Entro in una libreria e noto una ragazza infervorata nella lettura.

Non stacca gli occhi dalle pagine di un libro dalla copertina rigida, del quale riesco a mala pena leggere il titolo: “Sogno seducente”. Chissà di cosa parla, non riesco a immaginarlo a giudicare dalla serietà con cui sta leggendo. Sembra divorare il testo. Accanto a lei una tazza di caffè che a intervalli regolari porta alla bocca.

 Ogni tanto solleva gli occhi dal libro e dà un’occhiata all’orologio che ha al polso. Forse vorrebbe che il tempo scorresse più velocemente o forse più lentamente.

È concentrata su sé stessa e non sembra aspettare nessuno. Si concede una breve pausa dalla lettura e osserva fuori dalla finestra la strada animata piena di gente che va e viene. Persone che sanno dove andare o che non lo sanno affatto, persone che hanno un obiettivo e altre che non lo hanno.

A un certo punto avverte la mia presenza, mi guarda e i nostri sguardi si incrociano.
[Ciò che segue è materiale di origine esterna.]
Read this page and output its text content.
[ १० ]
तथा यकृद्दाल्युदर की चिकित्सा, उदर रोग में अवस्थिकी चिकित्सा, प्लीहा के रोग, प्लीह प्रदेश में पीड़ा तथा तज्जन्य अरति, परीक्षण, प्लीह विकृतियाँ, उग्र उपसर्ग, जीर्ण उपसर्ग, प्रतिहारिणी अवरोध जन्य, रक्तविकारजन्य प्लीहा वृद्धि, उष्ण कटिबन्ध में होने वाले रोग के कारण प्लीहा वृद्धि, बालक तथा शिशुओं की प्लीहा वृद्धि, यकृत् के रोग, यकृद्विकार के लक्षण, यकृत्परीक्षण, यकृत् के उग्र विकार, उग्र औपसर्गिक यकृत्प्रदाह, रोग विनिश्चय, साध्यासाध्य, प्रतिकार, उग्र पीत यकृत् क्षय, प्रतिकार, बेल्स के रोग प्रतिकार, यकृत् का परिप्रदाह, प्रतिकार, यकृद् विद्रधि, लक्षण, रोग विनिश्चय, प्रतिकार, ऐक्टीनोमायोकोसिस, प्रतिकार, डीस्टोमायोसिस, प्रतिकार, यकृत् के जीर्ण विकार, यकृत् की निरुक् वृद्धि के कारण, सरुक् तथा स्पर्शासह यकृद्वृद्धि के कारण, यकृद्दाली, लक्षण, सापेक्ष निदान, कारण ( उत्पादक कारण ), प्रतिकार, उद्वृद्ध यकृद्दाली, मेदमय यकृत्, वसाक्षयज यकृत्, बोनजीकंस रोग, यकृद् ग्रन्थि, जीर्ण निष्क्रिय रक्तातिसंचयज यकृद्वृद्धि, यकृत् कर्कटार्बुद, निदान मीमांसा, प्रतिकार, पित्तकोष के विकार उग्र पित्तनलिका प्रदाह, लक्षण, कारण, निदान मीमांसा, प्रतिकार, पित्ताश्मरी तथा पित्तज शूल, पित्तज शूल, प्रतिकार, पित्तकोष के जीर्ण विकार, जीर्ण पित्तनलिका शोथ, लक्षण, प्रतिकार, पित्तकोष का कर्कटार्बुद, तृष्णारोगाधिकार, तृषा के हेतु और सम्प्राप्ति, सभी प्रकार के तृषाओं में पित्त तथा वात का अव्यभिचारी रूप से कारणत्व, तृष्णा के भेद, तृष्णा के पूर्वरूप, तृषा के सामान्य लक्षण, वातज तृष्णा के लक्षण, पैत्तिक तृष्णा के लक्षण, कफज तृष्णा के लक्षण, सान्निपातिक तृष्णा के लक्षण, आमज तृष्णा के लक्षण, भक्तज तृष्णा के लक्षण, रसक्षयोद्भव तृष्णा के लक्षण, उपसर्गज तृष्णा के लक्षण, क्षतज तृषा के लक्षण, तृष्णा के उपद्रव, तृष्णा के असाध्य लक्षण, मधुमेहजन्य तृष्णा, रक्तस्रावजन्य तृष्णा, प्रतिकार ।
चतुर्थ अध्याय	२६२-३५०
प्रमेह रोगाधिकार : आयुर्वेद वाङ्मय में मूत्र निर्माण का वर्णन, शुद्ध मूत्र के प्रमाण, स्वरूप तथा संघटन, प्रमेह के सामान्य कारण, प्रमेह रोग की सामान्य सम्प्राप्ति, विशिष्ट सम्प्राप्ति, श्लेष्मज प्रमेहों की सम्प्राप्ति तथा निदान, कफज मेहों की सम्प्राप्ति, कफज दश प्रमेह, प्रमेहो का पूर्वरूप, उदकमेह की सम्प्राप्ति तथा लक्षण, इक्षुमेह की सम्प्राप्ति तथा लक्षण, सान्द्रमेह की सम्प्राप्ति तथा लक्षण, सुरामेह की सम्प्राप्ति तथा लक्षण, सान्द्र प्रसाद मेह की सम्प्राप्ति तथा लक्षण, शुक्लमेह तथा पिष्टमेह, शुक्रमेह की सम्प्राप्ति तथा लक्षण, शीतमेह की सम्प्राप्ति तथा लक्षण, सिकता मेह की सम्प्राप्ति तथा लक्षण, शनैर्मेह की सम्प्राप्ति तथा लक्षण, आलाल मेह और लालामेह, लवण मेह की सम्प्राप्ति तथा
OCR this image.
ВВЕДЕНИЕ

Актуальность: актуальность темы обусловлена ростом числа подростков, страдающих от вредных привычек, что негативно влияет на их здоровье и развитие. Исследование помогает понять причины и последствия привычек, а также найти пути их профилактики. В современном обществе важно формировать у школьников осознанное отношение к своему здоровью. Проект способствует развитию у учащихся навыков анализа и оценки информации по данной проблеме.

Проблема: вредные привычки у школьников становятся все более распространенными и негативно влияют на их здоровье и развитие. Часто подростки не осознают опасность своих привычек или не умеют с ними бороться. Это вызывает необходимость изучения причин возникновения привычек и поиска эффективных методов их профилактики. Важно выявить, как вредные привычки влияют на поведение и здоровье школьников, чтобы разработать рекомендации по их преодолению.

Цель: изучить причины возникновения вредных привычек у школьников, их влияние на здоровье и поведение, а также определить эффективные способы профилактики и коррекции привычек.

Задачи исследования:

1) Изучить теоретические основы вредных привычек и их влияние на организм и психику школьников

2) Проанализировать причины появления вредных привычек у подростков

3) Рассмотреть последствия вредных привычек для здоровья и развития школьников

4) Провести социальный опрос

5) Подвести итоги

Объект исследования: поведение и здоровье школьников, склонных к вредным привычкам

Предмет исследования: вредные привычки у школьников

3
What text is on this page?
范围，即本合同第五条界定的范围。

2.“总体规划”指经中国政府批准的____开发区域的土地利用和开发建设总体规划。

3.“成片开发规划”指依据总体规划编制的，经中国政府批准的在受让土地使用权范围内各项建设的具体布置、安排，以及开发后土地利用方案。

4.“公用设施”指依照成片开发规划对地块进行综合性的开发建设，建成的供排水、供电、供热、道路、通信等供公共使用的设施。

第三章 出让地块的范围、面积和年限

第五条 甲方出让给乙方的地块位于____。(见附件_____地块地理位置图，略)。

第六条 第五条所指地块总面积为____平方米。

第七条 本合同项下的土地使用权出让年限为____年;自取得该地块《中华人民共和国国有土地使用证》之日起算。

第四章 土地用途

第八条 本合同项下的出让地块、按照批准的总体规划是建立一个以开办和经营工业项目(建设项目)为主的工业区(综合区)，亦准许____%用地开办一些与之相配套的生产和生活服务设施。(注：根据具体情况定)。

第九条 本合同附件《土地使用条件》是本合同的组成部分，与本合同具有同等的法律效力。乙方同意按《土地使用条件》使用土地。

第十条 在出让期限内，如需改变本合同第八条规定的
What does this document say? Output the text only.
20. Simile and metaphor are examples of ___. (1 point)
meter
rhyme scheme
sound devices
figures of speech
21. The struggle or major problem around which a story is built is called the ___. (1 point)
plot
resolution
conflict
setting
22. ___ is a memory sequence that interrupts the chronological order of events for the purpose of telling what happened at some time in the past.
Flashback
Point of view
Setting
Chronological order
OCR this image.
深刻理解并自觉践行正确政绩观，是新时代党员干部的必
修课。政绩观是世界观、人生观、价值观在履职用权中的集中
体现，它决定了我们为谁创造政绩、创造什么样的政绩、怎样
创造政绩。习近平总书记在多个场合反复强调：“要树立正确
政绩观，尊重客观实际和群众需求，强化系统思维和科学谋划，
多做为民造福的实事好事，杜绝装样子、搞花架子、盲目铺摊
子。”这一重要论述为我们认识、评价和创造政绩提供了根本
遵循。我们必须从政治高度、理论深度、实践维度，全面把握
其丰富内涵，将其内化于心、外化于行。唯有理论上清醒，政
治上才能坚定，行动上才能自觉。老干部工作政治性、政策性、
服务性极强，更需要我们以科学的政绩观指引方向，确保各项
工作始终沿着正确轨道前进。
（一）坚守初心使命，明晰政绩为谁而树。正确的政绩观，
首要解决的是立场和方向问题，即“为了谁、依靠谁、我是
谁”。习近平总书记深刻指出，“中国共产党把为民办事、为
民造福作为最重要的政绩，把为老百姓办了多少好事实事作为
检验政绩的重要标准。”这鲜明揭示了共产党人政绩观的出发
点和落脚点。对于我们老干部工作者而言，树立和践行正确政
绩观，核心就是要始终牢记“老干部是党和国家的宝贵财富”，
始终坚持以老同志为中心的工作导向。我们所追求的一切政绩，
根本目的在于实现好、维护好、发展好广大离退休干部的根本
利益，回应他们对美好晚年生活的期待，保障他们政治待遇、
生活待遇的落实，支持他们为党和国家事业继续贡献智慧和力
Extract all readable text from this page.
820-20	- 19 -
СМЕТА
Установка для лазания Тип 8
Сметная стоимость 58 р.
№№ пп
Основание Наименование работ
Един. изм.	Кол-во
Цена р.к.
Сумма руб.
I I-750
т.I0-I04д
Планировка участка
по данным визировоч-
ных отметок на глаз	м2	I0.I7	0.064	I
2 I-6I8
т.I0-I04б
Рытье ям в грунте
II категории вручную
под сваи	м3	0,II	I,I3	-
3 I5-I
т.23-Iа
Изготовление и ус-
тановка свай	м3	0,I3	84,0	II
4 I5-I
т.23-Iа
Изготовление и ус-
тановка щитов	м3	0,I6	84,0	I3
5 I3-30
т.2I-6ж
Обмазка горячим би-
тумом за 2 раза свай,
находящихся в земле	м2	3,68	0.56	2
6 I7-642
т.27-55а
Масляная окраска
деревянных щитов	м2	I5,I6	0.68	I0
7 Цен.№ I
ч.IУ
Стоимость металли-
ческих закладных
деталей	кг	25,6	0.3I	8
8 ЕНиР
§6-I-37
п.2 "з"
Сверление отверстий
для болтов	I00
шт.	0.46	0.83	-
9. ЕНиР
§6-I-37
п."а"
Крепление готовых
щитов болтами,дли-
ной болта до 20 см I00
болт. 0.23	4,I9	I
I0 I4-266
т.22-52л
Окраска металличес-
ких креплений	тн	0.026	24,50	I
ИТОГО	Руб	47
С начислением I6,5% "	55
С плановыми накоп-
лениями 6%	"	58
 È costretta ad alzare il viso perché sono alto. Le porgo un sorriso affidabile e le chiedo di cosa parli la storia che sta leggendo. Indossa una felpa rosa con il cappuccio, dei jeans e ai piedi ha delle scarpe blu scolorite da tanti lavaggi. Probabilmente è una studentessa: avrà all’incirca diciassette o diciotto anni. Capelli lunghi, castani. È priva di trucco sul volto piccolo e ovale dove ora le si forma una ruga: sta riflettendo se e cosa rispondermi.

Alla fine sceglie di rispondermi: “È una favola su come i ricordi siano il combustibile per alimentare la vita. Alcuni sono importanti, altri completamente inutili, ma l’esistenza va avanti comunque. È importante tirarli fuori dal cassetto della memoria quando pensiamo di non farcela più, perché in qualche modo ci aiuteranno a venirne fuori.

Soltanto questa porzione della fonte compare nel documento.